Software to combat hi-tech crimes
Cyber criminals and terrorists, beware! New software for "digital document fraud detection and fixing" has just been developed. The brainchild of Gaurav Gupta, a researcher of Jadavpur University in West Bengal, the software does not augur well for the criminally inclined. "If we live in the information age, so do the criminals. The threat of document frauds like counterfeiting of currency, faking stamps, fraudulent generation and alteration of judicial papers challenges our forensic readiness," Gupta. Gupta, who is only 25, also deals with detection and deciphering of secret information that criminals communicate using novel innovative methods like hiding information in images, sound files or other types of files known as steganography. The 9/11 attack, for instance, was planned using steganography. Conventional fraud like manipulation of and tampering with documents has seen a paradigm shift in the form of Digitised Document Frauds (DDF) through the digital technological advancements. The current trend of using hi-tech methods to generate fraudulent documents was considered to be safer. "Combating DDF is like a cat and mouse game between malicious people and law enforcement and other investigative agencies," he said.

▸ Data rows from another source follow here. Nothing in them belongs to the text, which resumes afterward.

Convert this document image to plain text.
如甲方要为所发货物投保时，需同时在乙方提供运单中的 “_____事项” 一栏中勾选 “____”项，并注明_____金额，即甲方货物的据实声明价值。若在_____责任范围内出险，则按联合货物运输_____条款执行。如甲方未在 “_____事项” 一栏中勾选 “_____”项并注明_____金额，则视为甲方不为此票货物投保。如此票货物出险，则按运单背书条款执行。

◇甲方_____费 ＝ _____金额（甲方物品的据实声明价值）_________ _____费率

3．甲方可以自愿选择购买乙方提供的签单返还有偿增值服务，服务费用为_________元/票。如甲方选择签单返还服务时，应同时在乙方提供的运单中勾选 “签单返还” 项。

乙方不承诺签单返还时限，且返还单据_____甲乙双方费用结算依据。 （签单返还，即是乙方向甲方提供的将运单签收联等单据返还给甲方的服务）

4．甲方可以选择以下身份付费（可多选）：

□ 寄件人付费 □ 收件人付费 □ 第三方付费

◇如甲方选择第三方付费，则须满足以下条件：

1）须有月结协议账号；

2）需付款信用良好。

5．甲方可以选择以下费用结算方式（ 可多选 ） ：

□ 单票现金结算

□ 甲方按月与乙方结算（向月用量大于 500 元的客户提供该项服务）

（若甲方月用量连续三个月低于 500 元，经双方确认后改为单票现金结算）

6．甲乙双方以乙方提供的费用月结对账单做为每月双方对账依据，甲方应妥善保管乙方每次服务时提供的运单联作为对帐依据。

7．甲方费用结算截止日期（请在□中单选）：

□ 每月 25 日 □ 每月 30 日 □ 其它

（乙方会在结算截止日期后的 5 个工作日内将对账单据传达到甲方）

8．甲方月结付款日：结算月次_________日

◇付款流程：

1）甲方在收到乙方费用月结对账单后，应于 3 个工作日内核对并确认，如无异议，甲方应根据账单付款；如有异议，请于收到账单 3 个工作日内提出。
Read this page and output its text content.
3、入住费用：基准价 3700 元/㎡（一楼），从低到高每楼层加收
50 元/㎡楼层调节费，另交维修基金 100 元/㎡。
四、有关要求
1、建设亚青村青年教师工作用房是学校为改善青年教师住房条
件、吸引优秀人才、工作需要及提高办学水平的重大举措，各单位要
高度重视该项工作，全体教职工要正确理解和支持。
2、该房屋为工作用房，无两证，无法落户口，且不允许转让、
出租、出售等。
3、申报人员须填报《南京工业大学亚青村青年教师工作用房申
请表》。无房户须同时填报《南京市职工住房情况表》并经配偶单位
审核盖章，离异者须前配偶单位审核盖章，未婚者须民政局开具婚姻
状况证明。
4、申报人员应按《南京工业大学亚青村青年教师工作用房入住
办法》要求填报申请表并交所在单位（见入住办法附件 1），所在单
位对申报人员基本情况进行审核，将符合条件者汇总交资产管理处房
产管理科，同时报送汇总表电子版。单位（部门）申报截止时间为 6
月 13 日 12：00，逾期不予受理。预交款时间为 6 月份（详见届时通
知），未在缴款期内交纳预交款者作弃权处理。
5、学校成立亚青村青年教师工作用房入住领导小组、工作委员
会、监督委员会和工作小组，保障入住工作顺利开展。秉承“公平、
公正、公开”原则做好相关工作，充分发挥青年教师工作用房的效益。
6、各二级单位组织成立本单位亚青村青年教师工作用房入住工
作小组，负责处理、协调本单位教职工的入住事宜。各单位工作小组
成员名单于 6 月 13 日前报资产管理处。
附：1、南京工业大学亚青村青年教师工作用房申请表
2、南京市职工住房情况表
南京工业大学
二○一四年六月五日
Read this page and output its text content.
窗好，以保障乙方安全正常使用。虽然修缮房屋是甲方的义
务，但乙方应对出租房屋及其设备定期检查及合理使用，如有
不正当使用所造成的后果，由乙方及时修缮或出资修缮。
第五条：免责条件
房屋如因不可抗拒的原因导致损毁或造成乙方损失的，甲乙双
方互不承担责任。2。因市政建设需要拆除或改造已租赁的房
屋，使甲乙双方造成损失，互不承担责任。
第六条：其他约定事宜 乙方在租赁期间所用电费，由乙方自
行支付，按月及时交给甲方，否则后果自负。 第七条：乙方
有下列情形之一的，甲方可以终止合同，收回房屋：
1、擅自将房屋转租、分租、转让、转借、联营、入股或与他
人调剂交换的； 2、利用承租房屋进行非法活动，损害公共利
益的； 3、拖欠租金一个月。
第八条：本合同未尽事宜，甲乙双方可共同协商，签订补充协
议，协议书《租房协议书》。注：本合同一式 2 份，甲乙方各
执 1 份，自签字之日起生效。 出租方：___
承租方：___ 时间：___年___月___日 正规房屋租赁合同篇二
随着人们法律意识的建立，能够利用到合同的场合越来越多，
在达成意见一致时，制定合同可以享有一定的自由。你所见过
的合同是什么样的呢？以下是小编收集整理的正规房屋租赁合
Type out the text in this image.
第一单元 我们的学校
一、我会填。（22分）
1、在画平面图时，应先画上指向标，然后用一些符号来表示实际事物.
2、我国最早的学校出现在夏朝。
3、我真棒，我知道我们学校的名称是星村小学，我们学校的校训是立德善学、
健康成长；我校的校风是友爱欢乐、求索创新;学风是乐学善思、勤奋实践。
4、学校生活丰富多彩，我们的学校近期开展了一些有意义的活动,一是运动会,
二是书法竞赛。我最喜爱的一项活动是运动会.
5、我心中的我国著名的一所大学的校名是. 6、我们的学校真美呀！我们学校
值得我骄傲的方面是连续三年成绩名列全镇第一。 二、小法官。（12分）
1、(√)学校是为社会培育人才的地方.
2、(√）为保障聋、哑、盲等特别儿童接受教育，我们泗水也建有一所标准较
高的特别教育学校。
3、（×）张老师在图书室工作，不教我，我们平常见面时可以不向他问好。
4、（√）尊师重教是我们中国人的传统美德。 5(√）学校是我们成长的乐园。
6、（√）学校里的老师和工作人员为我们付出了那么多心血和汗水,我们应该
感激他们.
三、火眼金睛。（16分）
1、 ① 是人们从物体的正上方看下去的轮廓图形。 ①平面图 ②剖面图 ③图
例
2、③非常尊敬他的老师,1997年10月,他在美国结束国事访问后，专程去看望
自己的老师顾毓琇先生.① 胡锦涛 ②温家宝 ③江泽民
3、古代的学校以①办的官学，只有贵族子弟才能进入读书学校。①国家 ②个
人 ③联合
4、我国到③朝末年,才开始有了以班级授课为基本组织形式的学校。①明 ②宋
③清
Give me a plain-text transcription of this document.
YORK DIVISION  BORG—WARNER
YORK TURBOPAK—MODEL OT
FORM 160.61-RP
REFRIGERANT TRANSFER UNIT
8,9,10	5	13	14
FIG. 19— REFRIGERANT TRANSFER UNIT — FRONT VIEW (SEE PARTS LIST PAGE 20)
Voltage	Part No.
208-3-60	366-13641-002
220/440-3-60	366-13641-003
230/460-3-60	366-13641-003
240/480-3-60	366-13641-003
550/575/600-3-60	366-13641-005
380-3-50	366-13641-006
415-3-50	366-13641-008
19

Mapping methane from space
Using satellite technology, researchers have for the first time mapped how much of the greenhouse gas methane is being emitted and from where. The highest methane emissions come from the Gangetic plains in India, Southeast Asia and parts of China, according to researcher Christian Frankenberg and his colleagues at the University of Heidelberg in Germany and the Royal Netherlands Meteorological Institute. The main source seems to be rice and cattle farming - both activities widespread in the tropics - and the production of fossil fuels in the industrialised Yellow River basin in China. Although methane makes up one-fifth of the greenhouse gases emitted by human activities, researchers agree that human emissions of carbon dioxide pose a greater threat to the global climate.
The researchers used a satellite to measure the intensity of sunlight that reached the satellite after passing through the earth's atmosphere. Gases in the atmosphere, such as methane, absorb light energy. Different gases absorb different amounts of energy.
By measuring the 'leftover' energy after the light has passed through the atmosphere, the satellite was able to calculate which gases the light has had to pass through.